A Yankee Notebook
NUMBER 1483
December 20, 20010
Small Schools And Community
EAST MONTPELIER, VT – I got hugged this week by a kindergartner, and as I thought about it later, found it a moving experience.
It wasn’t even that much of a hug – except in intention. She was so tiny that her shoulders were only about the height of my hips, and she was clutching a half-eaten pecan sandy cookie in one hand; so it was kind of a down-low, one-armed squeeze. But it meant a lot.
I’ve had occasion to visit two small Vermont schools this year, and found the visits to be moving experiences, as well. I felt I was looking at the end of a unique rural phenomenon, one that has helped shape Vermont ever since the state led the nation in establishing public education.
Years ago, when I was traveling New England attempting to spread the gospel of experiential education under the aegis of Outward Bound and with the funds from a Title III federal grant, I visited dozens of schools. After a while I found that, just walking into the entry hall, I could virtually smell the morale of a place. It’s impossible to define it exactly, but there were happy schools and unhappy schools; open, welcoming schools and cold, suspicious schools; schools in which the teachers and students clearly liked each other, and others in which it appeared that only strict discipline maintained order; schools in which I was permitted to talk only to the principal or headmaster, and others where I could chat with the teachers or students.
We had some great experiences. Winter bushwhacking and bivouacking in northern New England’s second-growth forests may not sound like much fun, but it was. Both teachers and students returned with a wealth of shared experiences and a greater understanding of each other and themselves. From time to time I still meet survivors of those expeditions. They bring their grandchildren to meet me (you want to feel old? Try that!) and tell the kids how much fun they had shivering around a fire in a snow pit with the stars twinkling and the aurora throbbing overhead during long, icy January nights.

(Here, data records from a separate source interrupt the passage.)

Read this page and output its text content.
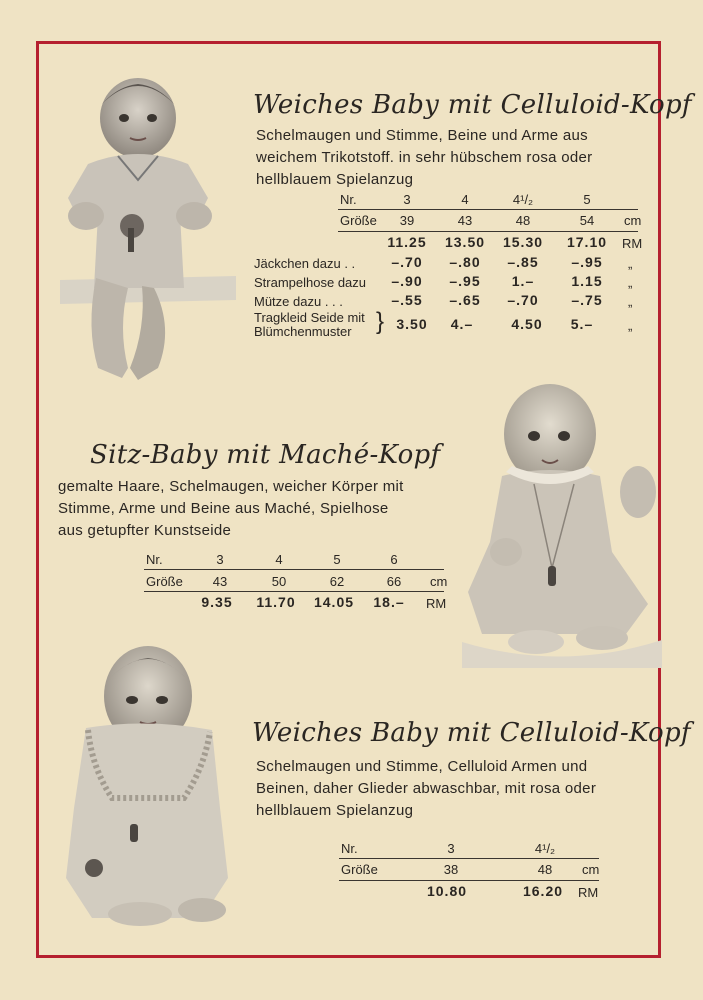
Weiches Baby mit Celluloid-Kopf
Schelmaugen und Stimme, Beine und Arme aus
weichem Trikotstoff. in sehr hübschem rosa oder
hellblauem Spielanzug
Nr.	3	4	4¹/₂	5
Größe 39	43	48	54 cm
11.25 13.50 15.30 17.10 RM
Jäckchen dazu . .	–.70 –.80 –.85 –.95 „
Strampelhose dazu –.90 –.95 1.–	1.15 „
Mütze dazu . . .	–.55 –.65 –.70 –.75 „
Tragkleid Seide mit
Blümchenmuster } 3.50 4.–	4.50 5.–	„
Sitz-Baby mit Maché-Kopf
gemalte Haare, Schelmaugen, weicher Körper mit
Stimme, Arme und Beine aus Maché, Spielhose
aus getupfter Kunstseide
Nr.	3	4	5	6
Größe 43	50	62	66 cm
9.35 11.70 14.05 18.– RM
Weiches Baby mit Celluloid-Kopf
Schelmaugen und Stimme, Celluloid Armen und
Beinen, daher Glieder abwaschbar, mit rosa oder
hellblauem Spielanzug
Nr.	3	4¹/₂
Größe	38	48 cm
10.80	16.20 RM
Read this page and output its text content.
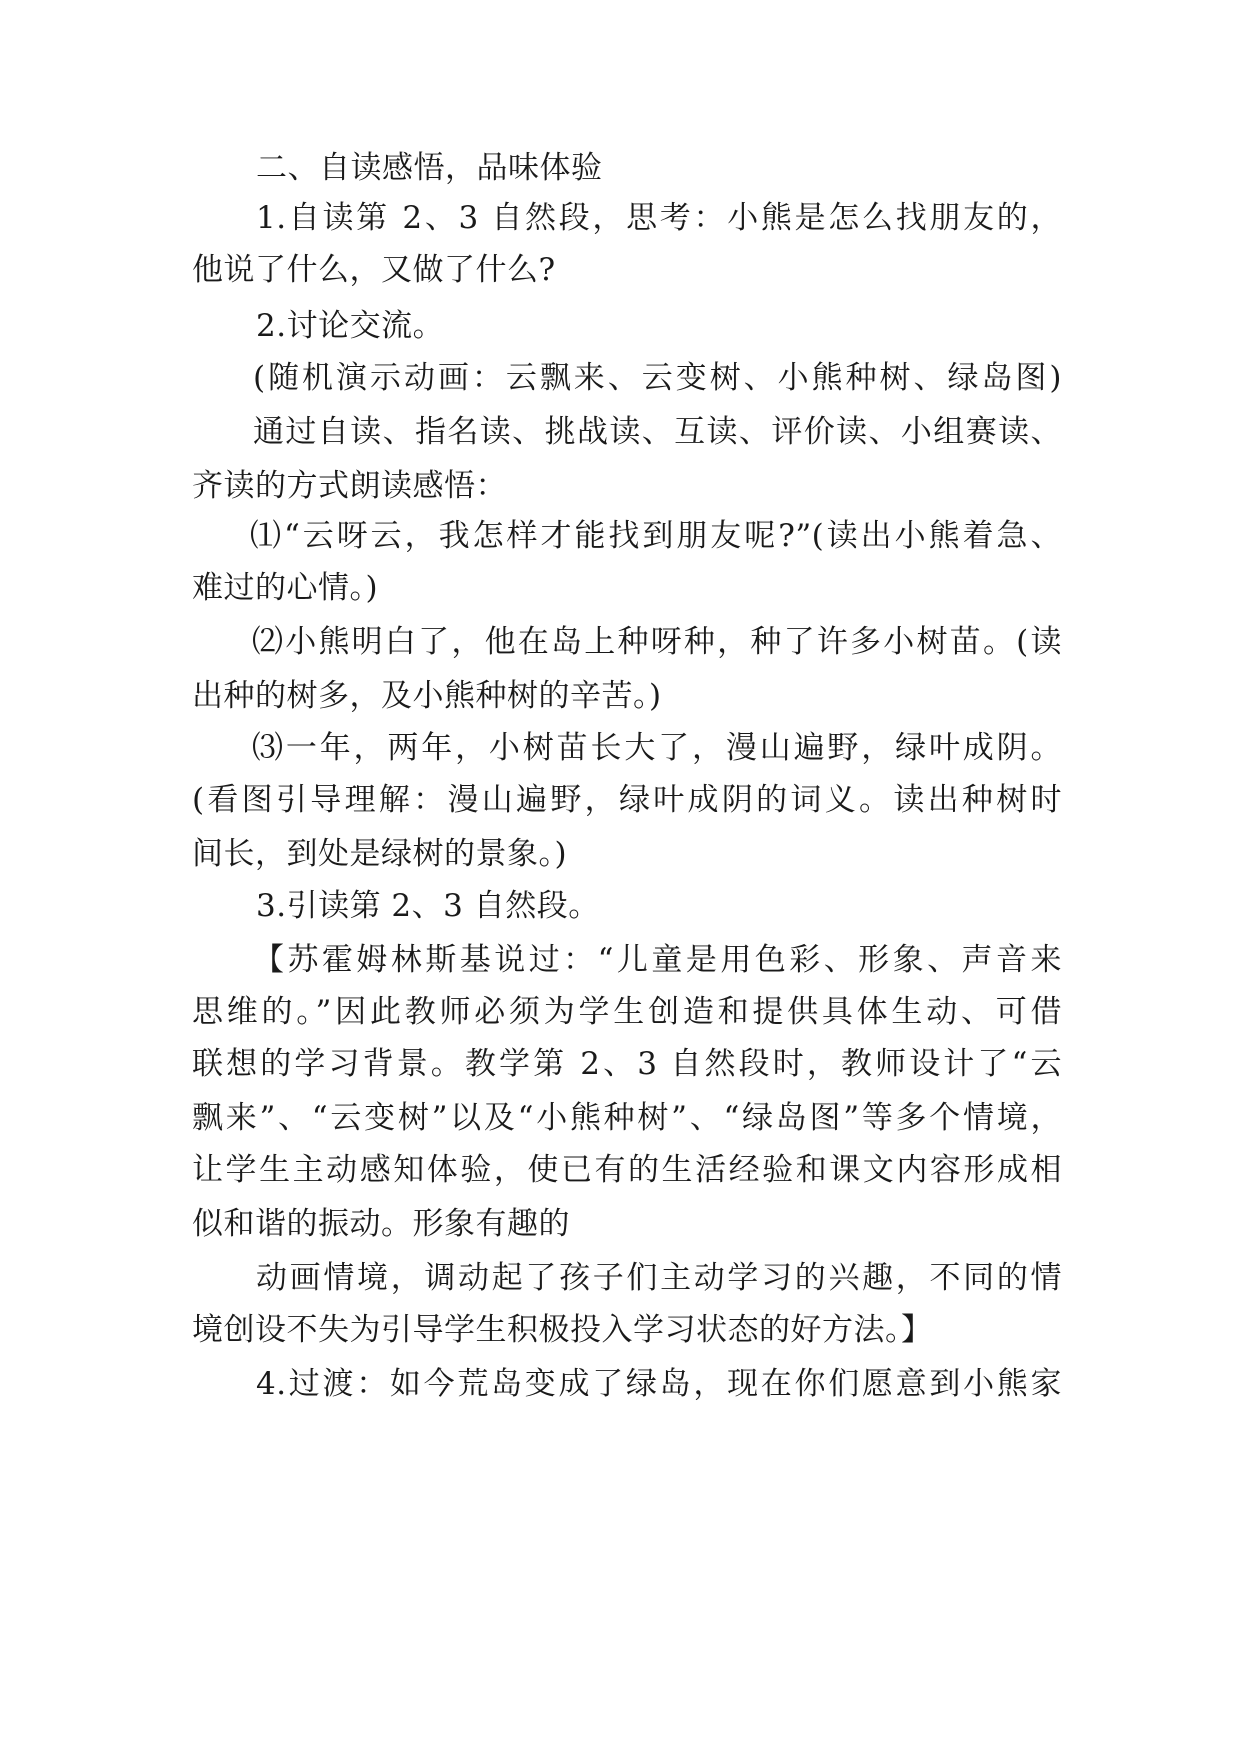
二、自读感悟，品味体验
1.自读第 2、3 自然段，思考：小熊是怎么找朋友的，
他说了什么，又做了什么?
2.讨论交流。
(随机演示动画：云飘来、云变树、小熊种树、绿岛图)
通过自读、指名读、挑战读、互读、评价读、小组赛读、
齐读的方式朗读感悟：
⑴“云呀云，我怎样才能找到朋友呢?”(读出小熊着急、
难过的心情。)
⑵小熊明白了，他在岛上种呀种，种了许多小树苗。(读
出种的树多，及小熊种树的辛苦。)
⑶一年，两年，小树苗长大了，漫山遍野，绿叶成阴。
(看图引导理解：漫山遍野，绿叶成阴的词义。读出种树时
间长，到处是绿树的景象。)
3.引读第 2、3 自然段。
【苏霍姆林斯基说过：“儿童是用色彩、形象、声音来
思维的。”因此教师必须为学生创造和提供具体生动、可借
联想的学习背景。教学第 2、3 自然段时，教师设计了“云
飘来”、“云变树”以及“小熊种树”、“绿岛图”等多个情境，
让学生主动感知体验，使已有的生活经验和课文内容形成相
似和谐的振动。形象有趣的
动画情境，调动起了孩子们主动学习的兴趣，不同的情
境创设不失为引导学生积极投入学习状态的好方法。】
4.过渡：如今荒岛变成了绿岛，现在你们愿意到小熊家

I’ve never walked into a small school, especially a one-room school, without feeling energy emanating from the place like warmth from a space heater. They’re usually noisy – rather like the sound of a starling migration rousing from the trees at sunrise – but it’s happy noise. And there’s a way to stop it when necessary. At the start of the school year, everybody has agreed on a signal for silence: maybe, for example, two fingers in a V at the end of an upraised arm. When you see it, you raise your own arm and close your mouth and look around for the person who wants to make an announcement. There’s an important difference – and a message – between being silenced by an authority figure and cooperating in creating your own opportunity to listen.
I had the chance to visit the one-room school in Granville, Vermont, last spring. It was a very brief visit, to film the students at work and lament mildly that the town has voted to close the school and bus the kids to a centralized location. We were seeing the last of a disappearing tradition. You could see the reasons just in the condition of the building. Recent repairs and a new roof failed to mask a loss of will (and money) to keep fighting off consolidation.
There’s little doubt the kids will benefit from improved facilities at a larger school, whichever it is; but another rural community, perhaps already weakened by the need to commute to jobs outside the town, will lose another common bond.
This past week I visited a slightly larger school, almost up on the edge of the Kingdom, and was blown away by the enthusiasm and happiness of the place. Seven grades and only 53 students; it’s one of those schools that state-level planners are bound to target in the current push to consolidate in the name of efficiency.
But the planners should not just crunch numbers; they should spend a day there. The teachers ran their classes with the magical skill I used to remark in the drivers of six-horse teams. We all sat in the gym together. The sixth-graders looked incredibly young – surely I was taller and more sophisticated than that at their age! – and the kindergartners so much younger, I couldn’t believe they could sit so quietly in a group to listen to a story. But they did. And when afterward the cook and some assistants fed everybody a chunk of cornbread with warm maple syrup on it, the principal asked the sixth-graders to “buddy up” with the kindergartners. And they did! – each of them taking a kindergartner under his wing, shepherding the little ones through the chow line, and then sitting down side by side to snack. The sense of family and community was palpable.
After the plenary session, at which I read the story of Favor Johnson and his famous injured dog, Hercules, I went with the youngest kids to their classroom. Eight of them; the teacher expects only four next fall. The room was clearly for them a place where they did exciting things; where they formed a class that, if undisturbed, would be together for nine more years; where each of them was known by their teacher; where they could feel absolutely safe. They’d read a picture book of mine and divided the book into eight scenes. Each had painted one. They presented me the book with some ceremony, and we went through it page by page. (They’re Abstract Impressionists.) I’ve saved it, of course. Then we shared what they’d discovered were my favorite cookies, pecan sandies, and when it came time to leave, I got a round of down-low hugs. When Vermont decides schools like this are too costly, it will have given up something precious and utterly irretrievable.